Compare queueing systems and common distributions
Company: LinkedIn
Role: Data Scientist
Category: Statistics & Math
Difficulty: medium
Interview Round: Technical Screen
##### Question
You are asked a series of statistics fundamentals questions in a data science technical screen.
1. **Queueing.** A bank with 5 tellers can be organized two ways:
- **System A:** all 5 tellers share **one common queue**.
- **System B:** each teller has **their own separate queue**.
Assume customer arrivals are random, tellers are similarly (but not necessarily identically) skilled, customers are served first-come-first-served within a line, and some customers take much longer than others. As a customer, which system would you rather join, and why? Compare the two in terms of **expected waiting time, variance of waiting time, and fairness.**
2. **Height distributions.** Sketch or describe the distribution of **adult male heights in the United States** and, separately, the distribution of **adult female heights in the United States.**
3. **Pooled distribution.** If you pool men and women together and ignore sex, what does the **combined height distribution** look like?
4. **Network degree.** On a social network such as LinkedIn, describe the distribution of the **number of connections per user.** Is it symmetric, left-skewed, or right-skewed?

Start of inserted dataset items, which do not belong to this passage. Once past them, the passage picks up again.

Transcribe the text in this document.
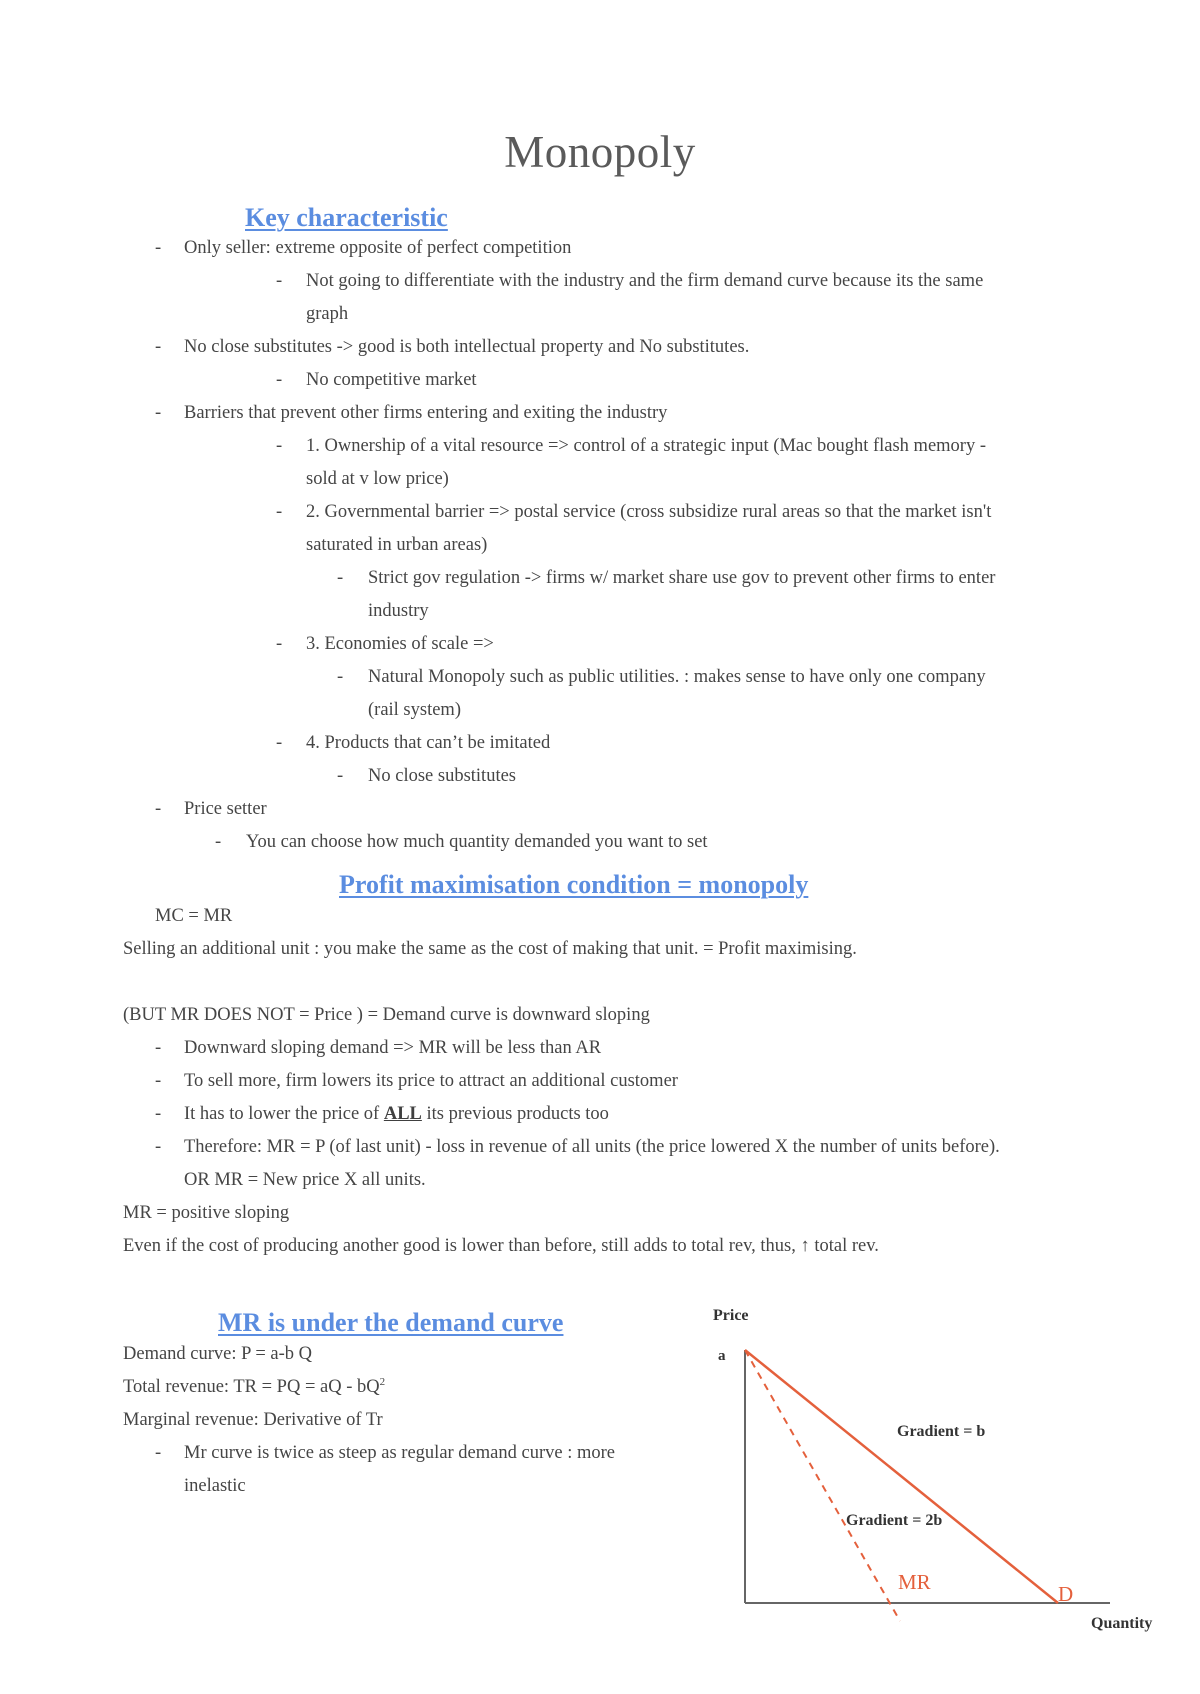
Monopoly
Key characteristic
- Only seller: extreme opposite of perfect competition
- Not going to differentiate with the industry and the firm demand curve because its the same
graph
- No close substitutes -> good is both intellectual property and No substitutes.
- No competitive market
- Barriers that prevent other firms entering and exiting the industry
- 1. Ownership of a vital resource => control of a strategic input (Mac bought flash memory -
sold at v low price)
- 2. Governmental barrier => postal service (cross subsidize rural areas so that the market isn't
saturated in urban areas)
- Strict gov regulation -> firms w/ market share use gov to prevent other firms to enter
industry
- 3. Economies of scale =>
- Natural Monopoly such as public utilities. : makes sense to have only one company
(rail system)
- 4. Products that can’t be imitated
- No close substitutes
- Price setter
- You can choose how much quantity demanded you want to set
Profit maximisation condition = monopoly
MC = MR
Selling an additional unit : you make the same as the cost of making that unit. = Profit maximising.
(BUT MR DOES NOT = Price ) = Demand curve is downward sloping
- Downward sloping demand => MR will be less than AR
- To sell more, firm lowers its price to attract an additional customer
- It has to lower the price of ALL its previous products too
- Therefore: MR = P (of last unit) - loss in revenue of all units (the price lowered X the number of units before).
OR MR = New price X all units.
MR = positive sloping
Even if the cost of producing another good is lower than before, still adds to total rev, thus, ↑ total rev.
MR is under the demand curve
Demand curve: P = a-b Q
Total revenue: TR = PQ = aQ - $bQ^2$
Marginal revenue: Derivative of Tr
- Mr curve is twice as steep as regular demand curve : more
inelastic
Price
a
Gradient = b
Gradient = 2b
MR	D
Quantity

5. **Summary statistics.** For that connections distribution, how do the **mean, median, and mode** compare, and why? If asked for the likely scale of the mean, what factors would determine it?

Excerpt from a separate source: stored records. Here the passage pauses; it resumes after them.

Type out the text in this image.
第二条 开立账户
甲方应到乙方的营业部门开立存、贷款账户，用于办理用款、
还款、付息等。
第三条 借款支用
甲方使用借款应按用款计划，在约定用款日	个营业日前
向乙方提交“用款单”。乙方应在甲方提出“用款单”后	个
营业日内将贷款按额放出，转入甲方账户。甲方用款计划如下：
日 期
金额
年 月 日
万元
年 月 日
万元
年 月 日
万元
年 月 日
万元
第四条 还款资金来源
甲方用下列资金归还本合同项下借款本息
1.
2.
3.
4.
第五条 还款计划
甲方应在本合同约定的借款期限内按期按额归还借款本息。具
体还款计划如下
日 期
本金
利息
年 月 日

6. **Regularization bias.** Are the **L1-regularized (lasso)** and **L2-regularized (ridge)** estimators unbiased? Why or why not?
Quick Answer: LinkedIn data scientist technical-screen statistics question. It evaluates queueing-theory pooling (one shared queue vs. separate queues, compared on expected wait, variance, and fairness), normal vs. mixture distributions for U.S. heights, the right-skewed heavy-tailed distribution of social-network connections with the mode < median < mean ordering, and why L1 (lasso) and L2 (ridge) estimators are biased via the bias–variance tradeoff.